血を吸われる時、痛みはほとんど感じない。「吸うときに、同時に麻酔みたいな物質が唾液から出て、吸われる側の痛覚を麻痺させてる」から、らしい。一度に飲まれる血の量は献血と同じくらいなので、明らかにそれが原因で体調を崩したことはない。今回は、俺がちゃんとご飯を食べなかったのがいけなかっただけだし。さっき歯を立てられた箇所を見ると、結構強く噛まれていたはずなのに、傷口はもうほとんど見えないくらい小さい。
自分は平凡だとかつまんない男だとかしょっちゅう言ってるけど、千晃ちゃんはどんなに俺がアホでも馬鹿にしないし、見捨てずに付き合ってくれる。怒られた事はあっても怒鳴られたり暴力を振るわれたりは一度もないし、なんだかんだ優しい。事務所のオーディションも、千晃ちゃんの先輩という人からしつこく頼まれて何度も断ったけど「バイト、またクビになったんだろ。せっかくだし本気で受けてみたら? 今度こそ向いてるかも知んないし」と千晃ちゃんが言うから受けることにした。そして、それは本当だった。そんなひとだから、血をあげたいと思った。

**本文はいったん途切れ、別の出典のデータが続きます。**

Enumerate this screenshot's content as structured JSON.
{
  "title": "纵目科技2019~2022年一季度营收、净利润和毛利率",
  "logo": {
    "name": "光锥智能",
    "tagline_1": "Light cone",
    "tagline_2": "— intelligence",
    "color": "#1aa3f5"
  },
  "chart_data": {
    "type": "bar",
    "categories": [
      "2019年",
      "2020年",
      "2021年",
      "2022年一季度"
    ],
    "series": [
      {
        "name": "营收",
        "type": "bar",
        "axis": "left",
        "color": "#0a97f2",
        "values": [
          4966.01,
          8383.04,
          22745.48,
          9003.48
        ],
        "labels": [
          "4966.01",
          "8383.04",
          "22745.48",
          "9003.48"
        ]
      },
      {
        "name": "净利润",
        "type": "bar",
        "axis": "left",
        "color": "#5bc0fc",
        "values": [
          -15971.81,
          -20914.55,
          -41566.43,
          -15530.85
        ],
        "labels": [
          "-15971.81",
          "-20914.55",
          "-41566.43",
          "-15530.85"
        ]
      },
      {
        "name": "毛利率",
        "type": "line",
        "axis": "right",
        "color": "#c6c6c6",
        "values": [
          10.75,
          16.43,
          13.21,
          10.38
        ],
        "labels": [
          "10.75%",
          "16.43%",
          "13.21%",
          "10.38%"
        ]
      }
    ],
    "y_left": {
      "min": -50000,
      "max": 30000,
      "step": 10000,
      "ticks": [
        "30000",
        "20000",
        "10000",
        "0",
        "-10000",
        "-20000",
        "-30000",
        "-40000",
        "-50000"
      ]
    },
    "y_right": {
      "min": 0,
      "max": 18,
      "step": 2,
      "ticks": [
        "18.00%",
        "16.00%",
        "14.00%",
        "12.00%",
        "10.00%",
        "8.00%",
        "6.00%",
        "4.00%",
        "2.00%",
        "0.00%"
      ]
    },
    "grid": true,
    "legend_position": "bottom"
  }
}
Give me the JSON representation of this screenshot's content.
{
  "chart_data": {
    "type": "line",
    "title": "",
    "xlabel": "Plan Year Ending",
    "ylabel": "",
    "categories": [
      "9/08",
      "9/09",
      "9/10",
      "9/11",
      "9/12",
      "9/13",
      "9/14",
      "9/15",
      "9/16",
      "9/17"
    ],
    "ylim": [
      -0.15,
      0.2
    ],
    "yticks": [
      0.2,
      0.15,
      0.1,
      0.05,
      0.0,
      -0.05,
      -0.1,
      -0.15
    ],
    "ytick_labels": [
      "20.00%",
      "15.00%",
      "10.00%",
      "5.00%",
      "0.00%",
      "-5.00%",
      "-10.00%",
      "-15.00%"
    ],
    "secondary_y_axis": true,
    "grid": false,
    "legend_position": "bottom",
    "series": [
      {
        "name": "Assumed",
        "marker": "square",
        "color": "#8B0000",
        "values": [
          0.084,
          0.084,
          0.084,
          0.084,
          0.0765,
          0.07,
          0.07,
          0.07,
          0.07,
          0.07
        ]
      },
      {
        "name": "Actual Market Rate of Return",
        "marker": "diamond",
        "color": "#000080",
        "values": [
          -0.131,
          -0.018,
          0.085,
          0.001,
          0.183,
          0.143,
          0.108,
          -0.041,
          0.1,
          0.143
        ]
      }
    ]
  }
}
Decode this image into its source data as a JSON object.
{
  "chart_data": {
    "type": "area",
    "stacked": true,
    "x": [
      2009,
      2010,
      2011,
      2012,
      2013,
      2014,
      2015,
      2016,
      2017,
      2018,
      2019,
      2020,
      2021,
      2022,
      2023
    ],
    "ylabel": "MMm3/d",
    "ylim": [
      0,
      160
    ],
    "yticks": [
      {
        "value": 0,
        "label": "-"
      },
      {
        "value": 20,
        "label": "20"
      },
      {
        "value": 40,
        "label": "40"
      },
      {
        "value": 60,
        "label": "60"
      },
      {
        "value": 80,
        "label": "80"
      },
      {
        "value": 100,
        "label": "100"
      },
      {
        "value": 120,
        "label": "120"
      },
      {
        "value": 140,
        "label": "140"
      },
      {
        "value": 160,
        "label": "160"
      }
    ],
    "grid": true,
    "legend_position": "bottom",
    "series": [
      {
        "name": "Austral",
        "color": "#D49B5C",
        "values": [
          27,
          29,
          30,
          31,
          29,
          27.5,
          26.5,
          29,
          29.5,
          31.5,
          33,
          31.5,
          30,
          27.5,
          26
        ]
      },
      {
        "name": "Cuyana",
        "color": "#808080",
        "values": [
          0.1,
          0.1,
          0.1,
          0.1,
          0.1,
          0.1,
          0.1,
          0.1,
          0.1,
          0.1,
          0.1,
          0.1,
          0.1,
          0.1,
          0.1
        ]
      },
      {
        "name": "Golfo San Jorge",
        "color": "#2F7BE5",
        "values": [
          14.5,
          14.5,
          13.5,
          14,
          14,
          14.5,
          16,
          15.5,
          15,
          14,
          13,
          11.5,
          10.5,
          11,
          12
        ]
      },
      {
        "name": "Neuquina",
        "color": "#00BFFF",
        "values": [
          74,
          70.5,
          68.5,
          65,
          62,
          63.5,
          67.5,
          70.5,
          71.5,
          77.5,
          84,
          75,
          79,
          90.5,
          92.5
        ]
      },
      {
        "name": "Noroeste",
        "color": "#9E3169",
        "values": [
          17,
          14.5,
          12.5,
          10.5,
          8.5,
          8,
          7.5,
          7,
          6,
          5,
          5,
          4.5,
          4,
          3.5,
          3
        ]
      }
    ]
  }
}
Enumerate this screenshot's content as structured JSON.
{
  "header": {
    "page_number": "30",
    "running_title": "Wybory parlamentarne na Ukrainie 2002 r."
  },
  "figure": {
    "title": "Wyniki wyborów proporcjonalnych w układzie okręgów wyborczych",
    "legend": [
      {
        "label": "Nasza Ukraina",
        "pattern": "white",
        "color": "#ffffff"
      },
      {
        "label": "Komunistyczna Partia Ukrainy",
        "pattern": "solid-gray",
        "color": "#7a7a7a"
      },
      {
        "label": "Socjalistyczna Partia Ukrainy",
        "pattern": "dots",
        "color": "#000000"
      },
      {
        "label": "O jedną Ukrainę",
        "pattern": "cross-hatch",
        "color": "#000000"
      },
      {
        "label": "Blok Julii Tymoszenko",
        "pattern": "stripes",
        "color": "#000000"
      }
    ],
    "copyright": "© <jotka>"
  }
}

俺が血を飲ませてあげられるうちは、千晃ちゃんはずっと側にいてくれる。だから、今後は不摂生で倒れるようなヘマは避けないと。
「元気になったら、自炊教えて」
微かな寝息を立てて眠る大好きな彼に、あと数ミリでキスできる距離まで顔を近づける。微かな血の匂いは少し前まで俺の体を流れていたもののはずなのに、なぜかとても甘く感じられた。
自称「平凡な男」の千晃は首都圏で暮らすサラリーマンを想定しましたが、それは書き手の私にとっての「平凡」であり、どういう人間を平凡(普通)とするのかという部分に、書く人の考え方(或いは思い込み、偏見)がダイレクトに反映されるんだなあ、と改めて思いました。書き始めた時は千晃×はるひのつもりでしたが、書いてるうちに逆でもリバでもいい気がしてきたので、その辺りはご想像にお任せいたします。